We have experienced market disruptions—supply chain hiccups, feedstock price swings, unexpected regulatory shifts—but a focus on stable, predictable production capacity lets us weather these storms. Forward-planning with solvent, energy, and packaging suppliers anchors us, so our partners face fewer shortages or delivery lapses than markets reliant on spot-buying intermediaries. Reliable physical inventory, not just digital tracking, ensures customers find their next order ready, compliant, and consistent. Our plant teams take pride in “right the first time” operations, backed by real accountability and ongoing upskilling.

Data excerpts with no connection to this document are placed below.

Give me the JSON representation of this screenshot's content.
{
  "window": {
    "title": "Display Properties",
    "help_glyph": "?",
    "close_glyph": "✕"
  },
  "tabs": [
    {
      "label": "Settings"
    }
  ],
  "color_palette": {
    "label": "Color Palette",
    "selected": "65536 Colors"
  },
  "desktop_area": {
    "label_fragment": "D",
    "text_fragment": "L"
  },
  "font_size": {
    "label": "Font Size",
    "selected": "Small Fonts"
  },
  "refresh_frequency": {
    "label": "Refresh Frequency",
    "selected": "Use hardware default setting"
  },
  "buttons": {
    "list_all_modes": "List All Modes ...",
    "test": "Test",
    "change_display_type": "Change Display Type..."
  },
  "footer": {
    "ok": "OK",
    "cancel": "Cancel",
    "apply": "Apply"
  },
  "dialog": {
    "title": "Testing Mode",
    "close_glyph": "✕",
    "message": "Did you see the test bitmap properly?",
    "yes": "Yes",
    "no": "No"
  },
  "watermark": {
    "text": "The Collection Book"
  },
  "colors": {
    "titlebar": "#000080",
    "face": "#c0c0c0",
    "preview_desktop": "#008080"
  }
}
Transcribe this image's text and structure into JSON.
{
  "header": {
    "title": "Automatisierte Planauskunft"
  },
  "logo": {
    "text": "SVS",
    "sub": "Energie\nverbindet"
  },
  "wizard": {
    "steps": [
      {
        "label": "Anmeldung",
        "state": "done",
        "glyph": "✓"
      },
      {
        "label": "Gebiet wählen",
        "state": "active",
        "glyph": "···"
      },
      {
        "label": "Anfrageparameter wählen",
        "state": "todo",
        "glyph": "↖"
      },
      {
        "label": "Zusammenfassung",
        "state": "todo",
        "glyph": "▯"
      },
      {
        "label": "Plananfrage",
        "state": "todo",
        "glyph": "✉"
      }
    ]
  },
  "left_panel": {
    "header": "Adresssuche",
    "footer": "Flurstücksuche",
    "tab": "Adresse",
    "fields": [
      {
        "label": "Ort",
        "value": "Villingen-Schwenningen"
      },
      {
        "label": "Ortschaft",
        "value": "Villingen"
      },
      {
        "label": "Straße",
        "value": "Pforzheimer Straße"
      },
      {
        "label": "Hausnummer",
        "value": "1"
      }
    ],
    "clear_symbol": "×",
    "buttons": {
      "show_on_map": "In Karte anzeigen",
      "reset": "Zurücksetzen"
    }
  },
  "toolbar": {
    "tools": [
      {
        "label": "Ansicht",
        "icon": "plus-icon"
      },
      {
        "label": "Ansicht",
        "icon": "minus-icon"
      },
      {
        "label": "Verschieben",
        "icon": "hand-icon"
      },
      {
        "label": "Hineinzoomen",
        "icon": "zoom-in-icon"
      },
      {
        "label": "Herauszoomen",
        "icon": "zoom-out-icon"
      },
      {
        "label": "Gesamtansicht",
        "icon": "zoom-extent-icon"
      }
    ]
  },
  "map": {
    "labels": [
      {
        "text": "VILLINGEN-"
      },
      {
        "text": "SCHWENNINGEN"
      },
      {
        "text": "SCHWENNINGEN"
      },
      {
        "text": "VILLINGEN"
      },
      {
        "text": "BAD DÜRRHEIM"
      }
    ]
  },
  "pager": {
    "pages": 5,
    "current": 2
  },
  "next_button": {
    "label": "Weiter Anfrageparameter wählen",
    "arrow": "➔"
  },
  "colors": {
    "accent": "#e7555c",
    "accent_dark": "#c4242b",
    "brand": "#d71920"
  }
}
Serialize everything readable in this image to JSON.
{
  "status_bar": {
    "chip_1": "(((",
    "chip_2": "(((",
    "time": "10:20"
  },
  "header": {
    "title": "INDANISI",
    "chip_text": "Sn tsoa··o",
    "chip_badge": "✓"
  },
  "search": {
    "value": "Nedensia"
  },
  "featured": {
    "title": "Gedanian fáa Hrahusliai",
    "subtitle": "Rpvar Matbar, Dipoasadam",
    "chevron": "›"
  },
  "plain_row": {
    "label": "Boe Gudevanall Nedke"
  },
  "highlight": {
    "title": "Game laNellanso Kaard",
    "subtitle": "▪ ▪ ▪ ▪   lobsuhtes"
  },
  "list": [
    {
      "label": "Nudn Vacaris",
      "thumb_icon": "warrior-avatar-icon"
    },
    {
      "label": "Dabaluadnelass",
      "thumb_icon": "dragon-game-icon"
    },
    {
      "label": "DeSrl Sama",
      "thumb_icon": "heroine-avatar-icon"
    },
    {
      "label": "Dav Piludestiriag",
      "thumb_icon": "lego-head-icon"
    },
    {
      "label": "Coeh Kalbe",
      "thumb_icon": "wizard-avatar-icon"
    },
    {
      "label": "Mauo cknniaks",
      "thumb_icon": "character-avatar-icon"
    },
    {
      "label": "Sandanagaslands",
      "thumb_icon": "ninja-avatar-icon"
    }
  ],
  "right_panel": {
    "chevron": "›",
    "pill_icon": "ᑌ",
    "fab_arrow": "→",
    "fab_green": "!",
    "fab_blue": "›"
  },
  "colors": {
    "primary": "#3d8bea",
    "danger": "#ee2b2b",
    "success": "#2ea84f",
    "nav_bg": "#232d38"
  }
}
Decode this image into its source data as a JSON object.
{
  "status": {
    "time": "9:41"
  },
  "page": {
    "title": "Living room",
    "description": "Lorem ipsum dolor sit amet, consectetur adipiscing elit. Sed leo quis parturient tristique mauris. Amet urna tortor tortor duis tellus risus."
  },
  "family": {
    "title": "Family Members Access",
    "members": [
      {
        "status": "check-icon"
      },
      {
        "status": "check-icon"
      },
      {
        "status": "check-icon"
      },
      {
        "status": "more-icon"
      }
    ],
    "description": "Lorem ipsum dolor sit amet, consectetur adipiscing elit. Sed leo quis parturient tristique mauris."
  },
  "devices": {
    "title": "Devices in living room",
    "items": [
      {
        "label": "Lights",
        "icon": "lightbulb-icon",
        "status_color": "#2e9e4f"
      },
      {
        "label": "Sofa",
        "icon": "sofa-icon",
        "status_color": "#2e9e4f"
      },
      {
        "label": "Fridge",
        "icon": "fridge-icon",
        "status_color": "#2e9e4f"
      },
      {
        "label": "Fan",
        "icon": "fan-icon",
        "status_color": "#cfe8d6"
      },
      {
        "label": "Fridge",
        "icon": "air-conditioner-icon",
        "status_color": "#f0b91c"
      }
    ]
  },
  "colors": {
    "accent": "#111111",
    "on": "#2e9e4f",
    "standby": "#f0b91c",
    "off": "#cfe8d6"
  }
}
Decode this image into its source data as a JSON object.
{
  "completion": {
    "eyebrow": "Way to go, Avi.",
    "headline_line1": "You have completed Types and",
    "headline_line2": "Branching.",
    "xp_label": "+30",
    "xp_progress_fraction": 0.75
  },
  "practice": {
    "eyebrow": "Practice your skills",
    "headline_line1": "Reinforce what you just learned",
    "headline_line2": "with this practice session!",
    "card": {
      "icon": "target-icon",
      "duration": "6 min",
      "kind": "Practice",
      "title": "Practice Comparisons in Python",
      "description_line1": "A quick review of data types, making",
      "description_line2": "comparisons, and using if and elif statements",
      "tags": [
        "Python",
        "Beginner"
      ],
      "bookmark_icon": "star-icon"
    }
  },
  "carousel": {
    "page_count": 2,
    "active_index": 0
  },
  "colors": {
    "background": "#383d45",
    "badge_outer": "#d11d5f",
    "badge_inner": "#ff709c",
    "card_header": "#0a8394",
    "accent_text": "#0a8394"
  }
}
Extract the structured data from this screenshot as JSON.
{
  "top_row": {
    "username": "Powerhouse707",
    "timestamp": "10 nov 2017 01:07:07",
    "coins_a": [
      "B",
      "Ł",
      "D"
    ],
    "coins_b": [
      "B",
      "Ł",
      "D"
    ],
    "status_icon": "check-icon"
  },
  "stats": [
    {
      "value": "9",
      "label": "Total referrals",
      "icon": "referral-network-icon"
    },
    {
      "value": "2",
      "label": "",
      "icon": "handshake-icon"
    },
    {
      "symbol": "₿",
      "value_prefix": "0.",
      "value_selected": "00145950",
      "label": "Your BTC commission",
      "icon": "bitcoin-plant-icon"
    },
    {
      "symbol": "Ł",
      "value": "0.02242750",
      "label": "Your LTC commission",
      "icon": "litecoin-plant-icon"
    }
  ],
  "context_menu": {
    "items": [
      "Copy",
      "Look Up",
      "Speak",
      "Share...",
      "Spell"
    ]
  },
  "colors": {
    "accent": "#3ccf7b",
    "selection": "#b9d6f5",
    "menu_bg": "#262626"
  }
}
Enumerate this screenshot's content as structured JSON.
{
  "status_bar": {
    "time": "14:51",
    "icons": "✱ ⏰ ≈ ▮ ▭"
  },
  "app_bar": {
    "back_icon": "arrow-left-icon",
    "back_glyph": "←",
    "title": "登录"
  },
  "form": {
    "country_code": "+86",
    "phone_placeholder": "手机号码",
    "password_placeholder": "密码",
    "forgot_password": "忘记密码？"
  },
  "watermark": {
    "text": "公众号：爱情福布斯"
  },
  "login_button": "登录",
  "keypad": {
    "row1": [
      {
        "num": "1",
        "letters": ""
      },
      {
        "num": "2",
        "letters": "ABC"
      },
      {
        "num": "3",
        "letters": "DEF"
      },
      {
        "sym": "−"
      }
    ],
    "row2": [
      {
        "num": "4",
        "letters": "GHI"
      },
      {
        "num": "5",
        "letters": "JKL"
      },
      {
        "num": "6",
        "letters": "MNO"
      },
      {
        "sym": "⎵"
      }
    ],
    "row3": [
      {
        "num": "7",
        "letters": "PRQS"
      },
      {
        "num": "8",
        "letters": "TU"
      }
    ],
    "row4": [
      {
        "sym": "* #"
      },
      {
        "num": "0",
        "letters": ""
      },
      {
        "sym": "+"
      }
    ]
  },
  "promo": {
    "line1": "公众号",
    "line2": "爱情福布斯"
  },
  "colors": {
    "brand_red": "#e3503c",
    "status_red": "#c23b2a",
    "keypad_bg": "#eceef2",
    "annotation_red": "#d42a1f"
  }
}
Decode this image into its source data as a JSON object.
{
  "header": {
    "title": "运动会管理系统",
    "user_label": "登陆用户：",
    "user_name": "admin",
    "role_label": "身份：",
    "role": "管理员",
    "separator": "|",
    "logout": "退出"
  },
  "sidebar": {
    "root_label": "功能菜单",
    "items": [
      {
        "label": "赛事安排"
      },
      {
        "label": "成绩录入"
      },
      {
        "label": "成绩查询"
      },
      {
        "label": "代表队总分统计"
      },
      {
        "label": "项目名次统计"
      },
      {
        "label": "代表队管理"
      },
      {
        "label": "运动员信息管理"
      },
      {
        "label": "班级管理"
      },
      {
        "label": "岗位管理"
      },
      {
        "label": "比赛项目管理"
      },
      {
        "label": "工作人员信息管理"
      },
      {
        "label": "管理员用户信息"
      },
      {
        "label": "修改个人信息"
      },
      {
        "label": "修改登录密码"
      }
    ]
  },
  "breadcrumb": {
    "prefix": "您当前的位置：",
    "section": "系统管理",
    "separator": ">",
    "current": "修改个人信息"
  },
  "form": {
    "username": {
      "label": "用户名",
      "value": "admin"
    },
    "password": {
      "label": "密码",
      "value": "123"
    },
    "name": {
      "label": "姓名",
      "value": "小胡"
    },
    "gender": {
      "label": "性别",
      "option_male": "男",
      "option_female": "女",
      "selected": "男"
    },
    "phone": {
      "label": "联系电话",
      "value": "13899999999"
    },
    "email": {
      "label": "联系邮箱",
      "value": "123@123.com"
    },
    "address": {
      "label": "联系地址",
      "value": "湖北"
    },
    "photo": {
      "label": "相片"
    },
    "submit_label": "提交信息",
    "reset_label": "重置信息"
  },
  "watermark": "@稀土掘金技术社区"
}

Looking ahead, demands for ever-higher performance in both pharmaceuticals and agrochemicals are not letting up. Each iteration in our process for 2-Chloro-6-(trifluoromethyl)pyridine reflects the lessons learned from decades in specialty manufacturing, countless hours troubleshooting odd residues, and close relationships with end-user laboratories. For scientists pushing the edges of medicine or safeguarding crops, the detail invested in each kilogram of CTFMP translates to smoother synthesis, fewer analytical headaches, and stronger foundations for subsequent innovation.
Those seeking more than a commodity have found in CTFMP a valued tool, sharpened by collaborative improvement and real-world results. As chemical complexity and regulatory scrutiny both climb, our dedication to best-in-class quality, consistency, and transparency supports each new project and every repeat order. Every lot tells the story of labor, knowledge, and continual improvement in chemical manufacturing—delivering real value and reliability when stakes are highest.